A: I’m trying to do as much as possible now, because I know I can’t do this forever. Right now, I’m active, I swim multiple days a week. I’m really trying to expand my platform as much as possible. I mean, I work five nights a week for ten to twelve hours a shift. It’s hard to get up some mornings – I’m a little creaky. I’m doing everything I can to take care of my body when I’m not at work, and just expanding my platform, so that when the day does come, I can still participate in the industry with writing, teaching. As long as I can still get the message out to as many people as possible, that’s really what I’m in it for. My mother was a teacher, so teaching is just in my blood. The book and the blog are part of that.

Q: When you go out, what are you drinking and where?

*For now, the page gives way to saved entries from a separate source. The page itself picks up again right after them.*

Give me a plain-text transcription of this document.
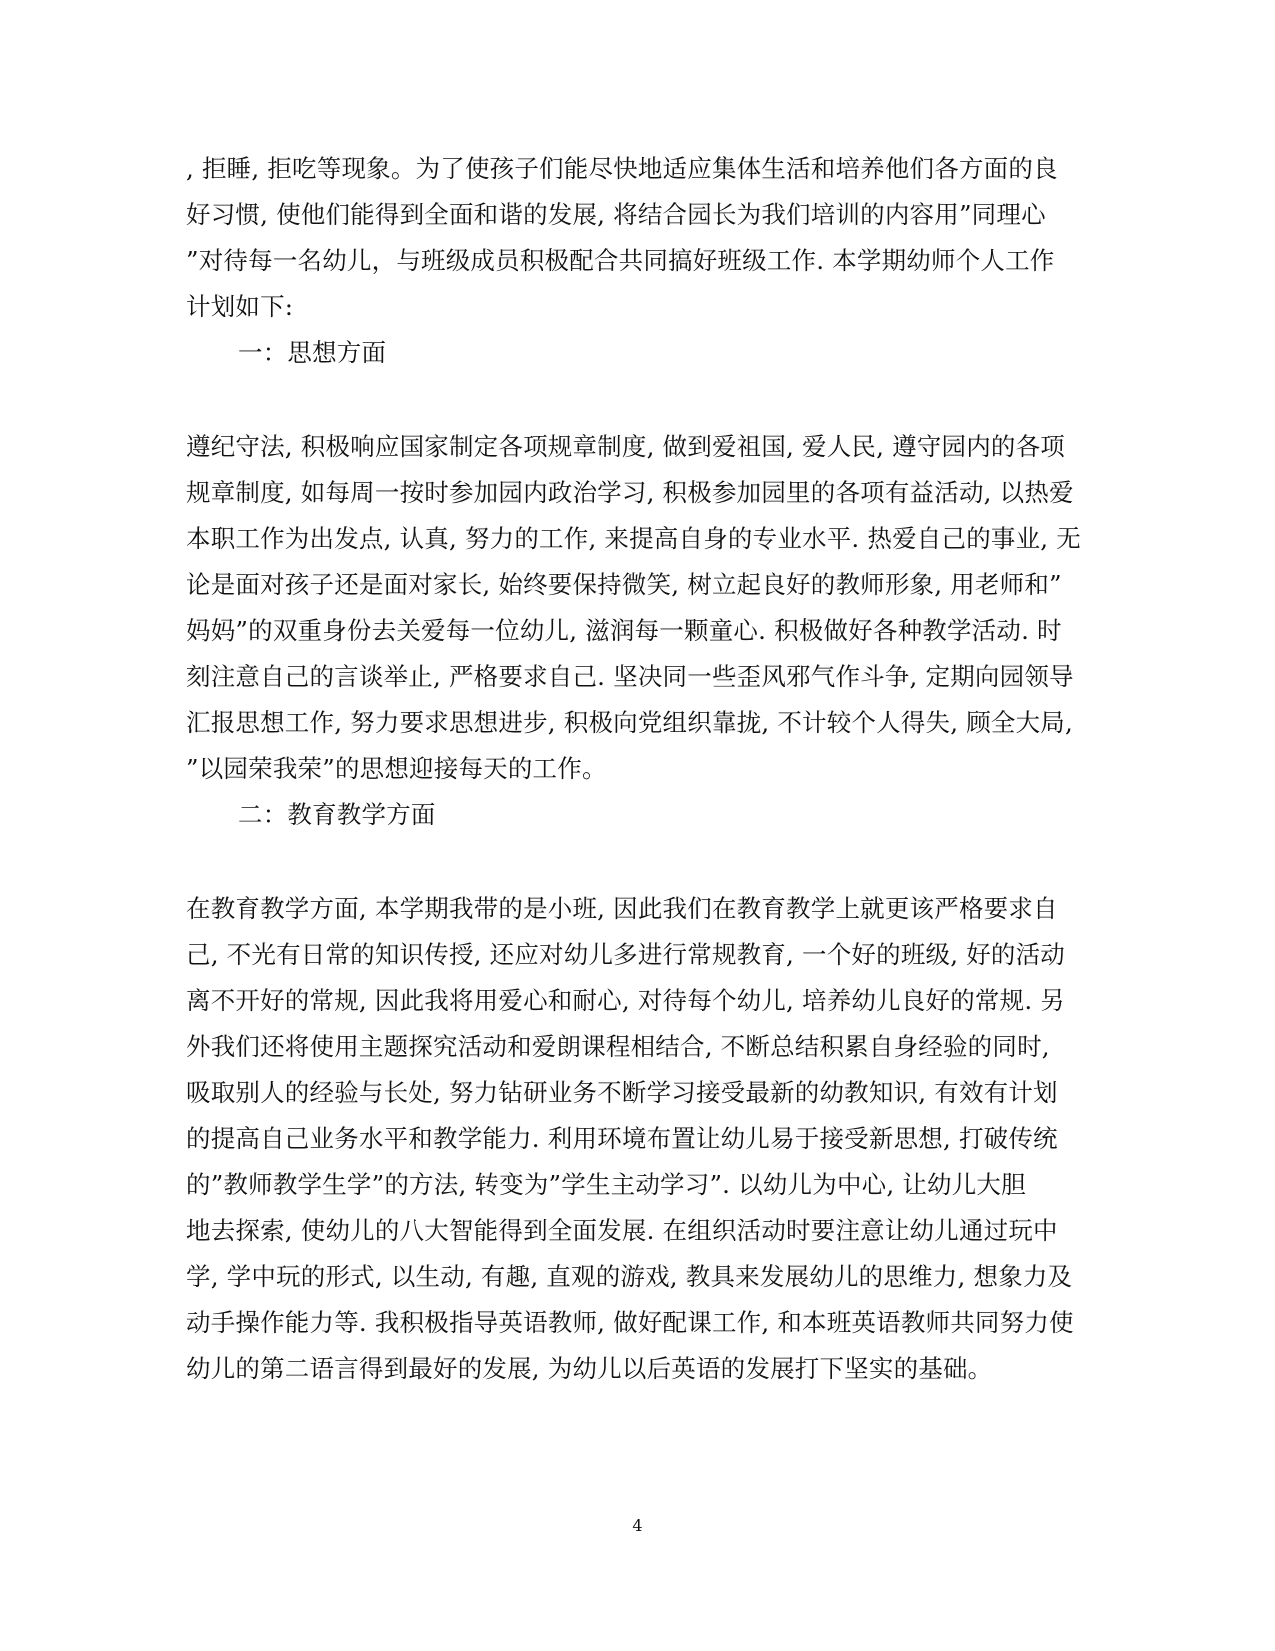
, 拒睡, 拒吃等现象。为了使孩子们能尽快地适应集体生活和培养他们各方面的良
好习惯, 使他们能得到全面和谐的发展, 将结合园长为我们培训的内容用”同理心
”对待每一名幼儿，与班级成员积极配合共同搞好班级工作. 本学期幼师个人工作
计划如下:
一：思想方面
遵纪守法, 积极响应国家制定各项规章制度, 做到爱祖国, 爱人民, 遵守园内的各项
规章制度, 如每周一按时参加园内政治学习, 积极参加园里的各项有益活动, 以热爱
本职工作为出发点, 认真, 努力的工作, 来提高自身的专业水平. 热爱自己的事业, 无
论是面对孩子还是面对家长, 始终要保持微笑, 树立起良好的教师形象, 用老师和”
妈妈”的双重身份去关爱每一位幼儿, 滋润每一颗童心. 积极做好各种教学活动. 时
刻注意自己的言谈举止, 严格要求自己. 坚决同一些歪风邪气作斗争, 定期向园领导
汇报思想工作, 努力要求思想进步, 积极向党组织靠拢, 不计较个人得失, 顾全大局,
”以园荣我荣”的思想迎接每天的工作。
二：教育教学方面
在教育教学方面, 本学期我带的是小班, 因此我们在教育教学上就更该严格要求自
己, 不光有日常的知识传授, 还应对幼儿多进行常规教育, 一个好的班级, 好的活动
离不开好的常规, 因此我将用爱心和耐心, 对待每个幼儿, 培养幼儿良好的常规. 另
外我们还将使用主题探究活动和爱朗课程相结合, 不断总结积累自身经验的同时,
吸取别人的经验与长处, 努力钻研业务不断学习接受最新的幼教知识, 有效有计划
的提高自己业务水平和教学能力. 利用环境布置让幼儿易于接受新思想, 打破传统
的”教师教学生学”的方法, 转变为”学生主动学习”. 以幼儿为中心, 让幼儿大胆
地去探索, 使幼儿的八大智能得到全面发展. 在组织活动时要注意让幼儿通过玩中
学, 学中玩的形式, 以生动, 有趣, 直观的游戏, 教具来发展幼儿的思维力, 想象力及
动手操作能力等. 我积极指导英语教师, 做好配课工作, 和本班英语教师共同努力使
幼儿的第二语言得到最好的发展, 为幼儿以后英语的发展打下坚实的基础。
4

A: I like pretty simple drinks. I don’t really go out much to learn or stay relevant. I do all of that on my own. If I go out, it’s for real, simple, classic cocktails. I drink daiquiris and margaritas in the summer. I drink Manhattans before I eat steak at Ringside Steakhouse. I go to Teardrop Lounge a lot, because I think those guys are some of the best bartenders in the city. Not just because they make great drinks, but because they’re also amazing guys. Daniel’s just done an amazing job keeping that place super relevant. He and I are very similar even though we’re very different. Daniel knows that just making great housemade ingredients isn’t going to keep a bar open for twenty years. What’s going to do it is the people, and he’s got some amazing people. They’re just so warm and funny. So many successful bartenders have come out of Teardrop, because the training program is so intense. You just can’t say enough nice things about Teardrop. It’s one of those Ground Zero places for Portland.

That’s what we want to do at Clyde, too. Just keep putting out that great talent. I think that’s the mark of a truly great restaurant or bar. It helps drive that next evolution of food and drinks.

Ok, give me the Jeffrey Morgenthaler face.
Ok, now give me the Jeffrey Morgenthaler face.